We could be on the verge of a stock market crash and investors should immediately move their portfolios to cash. At least, that’s the opinion of value investing specialist James Montier.
“This is definitely the most difficult time to be an asset allocator,” the fund manager for GMO told City Wire Global at the Value Intelligence Conference in Munich last month. “It’s very hard to find value.” (Source: City Wire Global, last accessed July 23, 2015.)
In response, Montier has started to lower his exposure to the equity market and is looking for safer investment opportunities.
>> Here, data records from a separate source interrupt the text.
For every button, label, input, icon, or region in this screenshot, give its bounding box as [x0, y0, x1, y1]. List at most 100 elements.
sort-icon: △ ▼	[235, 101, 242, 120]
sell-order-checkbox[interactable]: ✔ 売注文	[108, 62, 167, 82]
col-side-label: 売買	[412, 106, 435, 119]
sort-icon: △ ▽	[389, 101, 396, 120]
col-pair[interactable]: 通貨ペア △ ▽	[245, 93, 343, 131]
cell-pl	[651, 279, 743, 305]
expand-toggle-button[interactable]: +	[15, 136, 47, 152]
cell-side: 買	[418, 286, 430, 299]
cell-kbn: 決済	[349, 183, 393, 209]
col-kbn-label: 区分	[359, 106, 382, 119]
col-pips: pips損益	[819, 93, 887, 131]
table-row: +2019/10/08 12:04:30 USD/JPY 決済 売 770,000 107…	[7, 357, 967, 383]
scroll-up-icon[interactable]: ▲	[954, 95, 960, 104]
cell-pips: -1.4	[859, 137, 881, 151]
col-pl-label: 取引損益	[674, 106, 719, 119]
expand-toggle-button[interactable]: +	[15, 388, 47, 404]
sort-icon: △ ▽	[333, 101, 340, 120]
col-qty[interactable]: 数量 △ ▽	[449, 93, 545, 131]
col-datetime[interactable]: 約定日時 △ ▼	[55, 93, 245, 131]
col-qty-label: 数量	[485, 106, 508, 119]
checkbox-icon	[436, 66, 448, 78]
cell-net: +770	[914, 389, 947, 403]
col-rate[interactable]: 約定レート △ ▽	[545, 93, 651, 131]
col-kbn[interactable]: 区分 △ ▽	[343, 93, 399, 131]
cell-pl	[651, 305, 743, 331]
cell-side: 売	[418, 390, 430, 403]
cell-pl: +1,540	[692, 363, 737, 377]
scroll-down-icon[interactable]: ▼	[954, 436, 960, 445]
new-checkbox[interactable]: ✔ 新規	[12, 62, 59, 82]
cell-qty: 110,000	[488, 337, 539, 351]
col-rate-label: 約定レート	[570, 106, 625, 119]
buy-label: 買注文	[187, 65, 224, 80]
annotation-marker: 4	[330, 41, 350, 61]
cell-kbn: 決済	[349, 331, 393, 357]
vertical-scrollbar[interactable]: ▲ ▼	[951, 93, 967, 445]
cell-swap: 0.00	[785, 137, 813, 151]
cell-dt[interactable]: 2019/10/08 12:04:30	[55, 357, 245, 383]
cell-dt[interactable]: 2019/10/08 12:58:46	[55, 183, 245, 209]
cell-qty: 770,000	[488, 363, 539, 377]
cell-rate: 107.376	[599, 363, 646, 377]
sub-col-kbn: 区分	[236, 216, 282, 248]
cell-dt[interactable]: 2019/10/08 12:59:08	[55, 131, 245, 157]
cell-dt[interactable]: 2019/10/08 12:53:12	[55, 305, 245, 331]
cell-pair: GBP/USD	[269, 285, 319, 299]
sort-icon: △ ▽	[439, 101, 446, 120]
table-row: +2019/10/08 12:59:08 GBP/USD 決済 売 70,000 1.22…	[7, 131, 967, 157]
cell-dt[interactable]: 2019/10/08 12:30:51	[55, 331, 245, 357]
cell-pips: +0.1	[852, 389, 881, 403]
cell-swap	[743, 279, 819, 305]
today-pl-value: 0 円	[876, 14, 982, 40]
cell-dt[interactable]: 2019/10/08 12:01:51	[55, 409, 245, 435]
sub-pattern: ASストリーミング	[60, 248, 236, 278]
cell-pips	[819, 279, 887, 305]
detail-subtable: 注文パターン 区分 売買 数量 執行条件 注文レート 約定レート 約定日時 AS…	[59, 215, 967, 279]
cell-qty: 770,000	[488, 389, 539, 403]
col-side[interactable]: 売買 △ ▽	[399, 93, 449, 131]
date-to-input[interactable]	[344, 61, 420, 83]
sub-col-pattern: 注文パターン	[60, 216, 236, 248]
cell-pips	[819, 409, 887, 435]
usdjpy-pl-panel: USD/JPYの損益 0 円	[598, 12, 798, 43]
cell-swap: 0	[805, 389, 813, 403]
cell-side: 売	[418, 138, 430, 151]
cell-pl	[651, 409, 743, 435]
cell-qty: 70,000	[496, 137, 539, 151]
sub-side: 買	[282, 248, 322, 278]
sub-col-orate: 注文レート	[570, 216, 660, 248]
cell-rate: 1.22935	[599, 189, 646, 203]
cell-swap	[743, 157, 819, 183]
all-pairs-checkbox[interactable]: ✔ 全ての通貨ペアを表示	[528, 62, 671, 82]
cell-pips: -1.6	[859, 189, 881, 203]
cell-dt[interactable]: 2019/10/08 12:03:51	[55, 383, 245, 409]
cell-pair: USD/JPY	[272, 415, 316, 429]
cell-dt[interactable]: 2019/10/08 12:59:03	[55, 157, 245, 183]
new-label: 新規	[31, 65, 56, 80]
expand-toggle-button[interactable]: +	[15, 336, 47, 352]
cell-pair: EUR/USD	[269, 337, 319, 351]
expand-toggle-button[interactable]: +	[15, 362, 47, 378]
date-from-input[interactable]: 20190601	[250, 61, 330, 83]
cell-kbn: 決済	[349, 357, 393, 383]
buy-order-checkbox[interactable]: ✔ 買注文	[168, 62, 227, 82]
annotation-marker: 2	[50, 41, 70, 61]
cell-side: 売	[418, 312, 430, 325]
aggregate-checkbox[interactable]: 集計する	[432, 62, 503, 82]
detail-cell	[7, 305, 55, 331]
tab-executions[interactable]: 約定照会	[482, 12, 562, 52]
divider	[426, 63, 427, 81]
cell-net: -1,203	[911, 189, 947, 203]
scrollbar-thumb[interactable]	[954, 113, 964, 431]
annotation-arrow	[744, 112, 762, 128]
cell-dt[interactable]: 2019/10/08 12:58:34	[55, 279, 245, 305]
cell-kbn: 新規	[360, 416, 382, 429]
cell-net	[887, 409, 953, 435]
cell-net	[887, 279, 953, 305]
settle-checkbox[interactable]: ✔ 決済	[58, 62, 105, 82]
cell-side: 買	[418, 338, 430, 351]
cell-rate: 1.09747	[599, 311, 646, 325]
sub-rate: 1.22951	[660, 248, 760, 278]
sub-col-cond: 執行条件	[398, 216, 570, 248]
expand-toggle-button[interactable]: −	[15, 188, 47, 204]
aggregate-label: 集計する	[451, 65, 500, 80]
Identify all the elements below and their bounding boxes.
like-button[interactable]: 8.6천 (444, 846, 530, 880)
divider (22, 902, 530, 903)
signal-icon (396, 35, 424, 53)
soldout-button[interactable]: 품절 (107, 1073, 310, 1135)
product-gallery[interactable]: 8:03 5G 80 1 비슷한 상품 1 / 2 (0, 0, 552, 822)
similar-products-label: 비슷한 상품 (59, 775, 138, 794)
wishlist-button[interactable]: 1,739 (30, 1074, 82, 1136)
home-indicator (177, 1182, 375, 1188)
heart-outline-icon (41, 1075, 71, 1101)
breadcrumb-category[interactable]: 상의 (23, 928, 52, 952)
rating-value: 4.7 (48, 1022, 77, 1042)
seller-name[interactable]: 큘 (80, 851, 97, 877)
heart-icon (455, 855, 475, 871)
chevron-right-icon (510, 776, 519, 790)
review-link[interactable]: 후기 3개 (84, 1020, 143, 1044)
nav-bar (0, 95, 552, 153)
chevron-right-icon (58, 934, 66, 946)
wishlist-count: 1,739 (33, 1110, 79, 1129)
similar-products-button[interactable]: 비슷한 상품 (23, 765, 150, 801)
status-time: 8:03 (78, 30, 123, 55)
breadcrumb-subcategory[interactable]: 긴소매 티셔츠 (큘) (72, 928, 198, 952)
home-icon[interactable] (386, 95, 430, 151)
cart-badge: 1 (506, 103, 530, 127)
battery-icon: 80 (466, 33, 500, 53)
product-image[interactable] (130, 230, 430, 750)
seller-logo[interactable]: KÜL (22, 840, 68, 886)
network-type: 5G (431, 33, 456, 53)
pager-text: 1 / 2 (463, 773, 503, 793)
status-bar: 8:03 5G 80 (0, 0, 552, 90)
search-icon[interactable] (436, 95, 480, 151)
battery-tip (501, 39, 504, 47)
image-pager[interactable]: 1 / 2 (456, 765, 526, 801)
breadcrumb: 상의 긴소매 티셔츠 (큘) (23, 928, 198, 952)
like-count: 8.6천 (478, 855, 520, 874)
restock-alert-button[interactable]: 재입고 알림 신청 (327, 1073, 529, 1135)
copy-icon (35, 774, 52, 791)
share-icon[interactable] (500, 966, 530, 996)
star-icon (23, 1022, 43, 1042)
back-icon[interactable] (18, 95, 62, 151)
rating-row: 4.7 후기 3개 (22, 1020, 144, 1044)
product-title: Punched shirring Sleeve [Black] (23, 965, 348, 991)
Montier currently holds 20% in liquid assets, i.e. cash and derivatives, while a further 30% is invested in fixed income.
“[In the years] 2007 and 2008 we had about 80% of the fund in non-risky assets.” He said, “This has been the first time since that we have had over 50% in very liquid assets.”
Montier sees the economy playing out in one of three ways. First, he describes a kind of “stable hell,” where rates stay low for a long period and investment opportunities are minimal. Second, he describes a kind of market purgatory, where investors shift expectations between a low and high interest rate scenario. Finally, he warns of an “unstable hell,” where investors brace for an economic collapse and stock market crash.
“I can’t tell you exactly how it is going to work. We may see U.S. rates rise in the autumn, but I wouldn’t take it for a given.”
“Investors are constantly asking me how long I’m going to keep the cash position and what is going to be the ultimate trigger for reducing,” he concluded.
“I can’t say that. It does worry me if we are in this stable hell environment but at the moment, I think it’s best to stand a bit and hold onto some dry powder.”